Important Note #2: The information in this Blog is for educational purposes only. In all cases, the approval of a client’s legal and tax advisers must be secured regarding the implementation or modification of any planning technique as well as the applicability and consequences of new cases, rulings, or legislation upon existing or impending plans.
Important Note #3: Many of you are rightly concerned about the potential tax bomb in life insurance that can accidentally be triggered by a careless policyowner. This is mainly a problem when policy loans are present and net cash values are so low that the income tax on the gain on surrender (calculated using gross cash values less basis) is significantly more than the net cash surrender value.
This lurking tax bomb can be present in all forms of whole life and universal life where policy loans of any type have been utilized. It is avoidable, and you, the producer, are crucial to making sure your clients know how to sidestep it.

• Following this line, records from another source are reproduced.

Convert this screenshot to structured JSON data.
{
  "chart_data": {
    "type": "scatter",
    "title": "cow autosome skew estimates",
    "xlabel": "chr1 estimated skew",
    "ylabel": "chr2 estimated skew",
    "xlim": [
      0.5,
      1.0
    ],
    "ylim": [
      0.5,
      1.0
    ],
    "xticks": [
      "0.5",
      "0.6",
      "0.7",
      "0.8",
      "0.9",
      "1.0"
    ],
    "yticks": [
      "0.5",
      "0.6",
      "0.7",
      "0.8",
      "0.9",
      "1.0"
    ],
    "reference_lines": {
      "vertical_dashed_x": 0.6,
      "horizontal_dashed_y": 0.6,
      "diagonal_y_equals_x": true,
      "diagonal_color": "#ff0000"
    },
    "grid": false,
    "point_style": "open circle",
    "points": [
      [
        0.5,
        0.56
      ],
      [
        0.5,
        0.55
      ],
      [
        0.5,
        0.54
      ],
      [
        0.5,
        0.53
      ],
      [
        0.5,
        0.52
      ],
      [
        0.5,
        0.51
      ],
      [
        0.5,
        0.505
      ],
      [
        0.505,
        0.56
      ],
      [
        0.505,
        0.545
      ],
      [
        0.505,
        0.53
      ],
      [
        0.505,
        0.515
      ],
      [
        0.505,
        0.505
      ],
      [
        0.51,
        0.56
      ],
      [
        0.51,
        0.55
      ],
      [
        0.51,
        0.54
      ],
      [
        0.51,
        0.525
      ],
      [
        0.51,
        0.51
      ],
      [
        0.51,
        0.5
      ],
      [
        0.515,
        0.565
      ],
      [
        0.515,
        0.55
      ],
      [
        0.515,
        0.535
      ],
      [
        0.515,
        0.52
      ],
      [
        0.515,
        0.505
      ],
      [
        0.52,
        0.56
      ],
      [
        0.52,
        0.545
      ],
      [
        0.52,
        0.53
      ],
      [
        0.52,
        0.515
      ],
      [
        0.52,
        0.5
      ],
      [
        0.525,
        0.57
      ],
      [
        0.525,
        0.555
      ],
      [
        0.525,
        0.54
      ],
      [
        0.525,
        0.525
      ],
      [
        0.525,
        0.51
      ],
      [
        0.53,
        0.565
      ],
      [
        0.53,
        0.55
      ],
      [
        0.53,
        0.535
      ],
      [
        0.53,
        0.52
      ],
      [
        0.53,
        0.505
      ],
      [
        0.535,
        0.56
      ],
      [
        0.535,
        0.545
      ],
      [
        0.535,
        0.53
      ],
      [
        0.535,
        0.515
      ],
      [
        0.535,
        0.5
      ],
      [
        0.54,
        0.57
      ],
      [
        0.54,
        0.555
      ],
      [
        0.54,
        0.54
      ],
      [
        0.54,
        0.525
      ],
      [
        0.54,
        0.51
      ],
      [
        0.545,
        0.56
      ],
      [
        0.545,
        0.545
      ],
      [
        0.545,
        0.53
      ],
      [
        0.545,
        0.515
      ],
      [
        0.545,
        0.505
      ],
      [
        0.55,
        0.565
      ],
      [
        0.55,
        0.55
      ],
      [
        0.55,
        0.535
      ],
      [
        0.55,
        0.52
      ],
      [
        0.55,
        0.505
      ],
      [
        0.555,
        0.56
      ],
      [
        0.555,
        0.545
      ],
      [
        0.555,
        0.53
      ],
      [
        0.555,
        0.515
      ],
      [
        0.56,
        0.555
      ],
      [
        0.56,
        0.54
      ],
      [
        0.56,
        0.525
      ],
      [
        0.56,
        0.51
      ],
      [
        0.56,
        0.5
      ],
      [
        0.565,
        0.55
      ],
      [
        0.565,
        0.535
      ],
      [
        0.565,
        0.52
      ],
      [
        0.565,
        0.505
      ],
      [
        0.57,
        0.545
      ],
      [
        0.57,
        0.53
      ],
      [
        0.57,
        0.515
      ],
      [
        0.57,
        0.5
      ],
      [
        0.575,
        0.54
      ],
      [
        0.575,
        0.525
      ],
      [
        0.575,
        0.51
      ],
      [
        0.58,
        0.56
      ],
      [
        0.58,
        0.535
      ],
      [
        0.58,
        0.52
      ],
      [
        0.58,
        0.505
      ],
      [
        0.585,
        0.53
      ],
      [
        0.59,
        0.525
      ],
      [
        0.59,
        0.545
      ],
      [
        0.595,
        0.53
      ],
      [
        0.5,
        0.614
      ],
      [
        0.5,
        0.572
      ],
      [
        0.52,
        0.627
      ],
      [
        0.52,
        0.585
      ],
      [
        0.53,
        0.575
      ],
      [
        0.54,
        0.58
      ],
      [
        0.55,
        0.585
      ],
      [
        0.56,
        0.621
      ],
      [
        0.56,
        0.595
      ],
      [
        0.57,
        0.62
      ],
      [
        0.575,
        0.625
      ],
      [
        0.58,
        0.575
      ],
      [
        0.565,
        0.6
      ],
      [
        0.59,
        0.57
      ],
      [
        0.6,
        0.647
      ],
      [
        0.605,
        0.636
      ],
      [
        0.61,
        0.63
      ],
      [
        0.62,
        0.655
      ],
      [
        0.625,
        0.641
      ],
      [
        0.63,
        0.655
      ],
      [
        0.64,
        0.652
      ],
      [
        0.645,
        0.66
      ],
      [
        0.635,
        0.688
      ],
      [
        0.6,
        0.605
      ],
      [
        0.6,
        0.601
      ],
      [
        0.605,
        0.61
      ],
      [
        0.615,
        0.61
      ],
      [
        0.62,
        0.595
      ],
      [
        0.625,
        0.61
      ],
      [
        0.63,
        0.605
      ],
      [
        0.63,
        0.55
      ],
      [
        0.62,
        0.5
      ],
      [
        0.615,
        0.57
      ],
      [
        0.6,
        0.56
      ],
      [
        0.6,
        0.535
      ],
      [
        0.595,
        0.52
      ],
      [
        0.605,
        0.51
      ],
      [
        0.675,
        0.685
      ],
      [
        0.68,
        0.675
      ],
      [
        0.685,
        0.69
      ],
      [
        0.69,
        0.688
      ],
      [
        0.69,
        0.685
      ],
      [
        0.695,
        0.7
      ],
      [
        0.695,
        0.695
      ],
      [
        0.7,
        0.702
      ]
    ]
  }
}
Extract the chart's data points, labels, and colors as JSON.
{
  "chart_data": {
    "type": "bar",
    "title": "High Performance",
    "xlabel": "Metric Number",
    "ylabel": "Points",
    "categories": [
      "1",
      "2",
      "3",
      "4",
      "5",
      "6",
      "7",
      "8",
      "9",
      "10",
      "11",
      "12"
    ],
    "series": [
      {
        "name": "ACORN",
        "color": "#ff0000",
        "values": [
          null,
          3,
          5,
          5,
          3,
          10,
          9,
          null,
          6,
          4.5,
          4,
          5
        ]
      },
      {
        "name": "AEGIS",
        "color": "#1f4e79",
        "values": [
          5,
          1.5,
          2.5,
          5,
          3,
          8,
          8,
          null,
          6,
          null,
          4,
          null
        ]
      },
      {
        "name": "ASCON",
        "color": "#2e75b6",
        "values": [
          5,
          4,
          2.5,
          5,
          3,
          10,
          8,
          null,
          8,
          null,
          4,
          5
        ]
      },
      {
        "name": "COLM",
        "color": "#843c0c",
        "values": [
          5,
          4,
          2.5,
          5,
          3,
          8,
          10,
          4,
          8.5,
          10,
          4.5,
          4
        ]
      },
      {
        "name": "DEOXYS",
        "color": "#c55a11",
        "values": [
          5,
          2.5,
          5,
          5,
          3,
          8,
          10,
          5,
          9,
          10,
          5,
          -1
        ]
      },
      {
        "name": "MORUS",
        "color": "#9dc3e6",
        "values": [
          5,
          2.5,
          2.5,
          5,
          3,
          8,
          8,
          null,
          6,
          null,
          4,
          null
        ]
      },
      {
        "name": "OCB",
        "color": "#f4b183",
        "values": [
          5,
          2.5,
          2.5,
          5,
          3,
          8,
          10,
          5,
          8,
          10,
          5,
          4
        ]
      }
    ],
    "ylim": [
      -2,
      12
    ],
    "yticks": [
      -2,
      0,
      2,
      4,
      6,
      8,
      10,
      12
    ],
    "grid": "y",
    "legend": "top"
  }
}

A tax bomb is avoidable if the policy is neither surrendered nor allowed to lapse, since the policy death benefit wipes away the income tax liability. The basis of this particular treatment is IRC Section 101. This statute provides that the proceeds of life insurance maturing as a death claim are exempt from federal income tax. This treatment applies to the full death benefit, including any cash value component, whether loans exist or not.
Note: It is best to design the policy with no premiums scheduled after retirement if you anticipate loans in retirement years. This suggestion may require higher premiums during pre-retirement years, but a policy with no premiums scheduled is much more tolerable at advanced ages than one with continuous premiums.
Can your clients remember these facts years into the future? If they are incapacitated, will family members understand the issues? It is probably best to file a short note with the policy – something like this (although your compliance officer will likely have preferred language):
If/when you take policy loans, be sure to talk to your financial adviser before surrendering or lapsing the policy to anticipate unexpected tax consequences that may otherwise be avoided.
Does this note make it harder or easier to deliver the policy? It’s more challenging if you haven’t discussed it with your client, easier if you have. And that’s the point – you should discuss it.
Some life insurance companies have concierge units that monitor loan status at the point of lapse or surrender. You would be well-advised to select an insurance company with this capacity. To be effective regarding the tax bomb, such carriers need to be proactive in their client relationships, not merely reactive to client inquiries. I hope that ultimately the policyholder service division of all life insurance companies will bring this potential liability to the attention of those surrendering or lapsing policies, particularly those policies with 50% or more of the gross cash value subject to outstanding loans.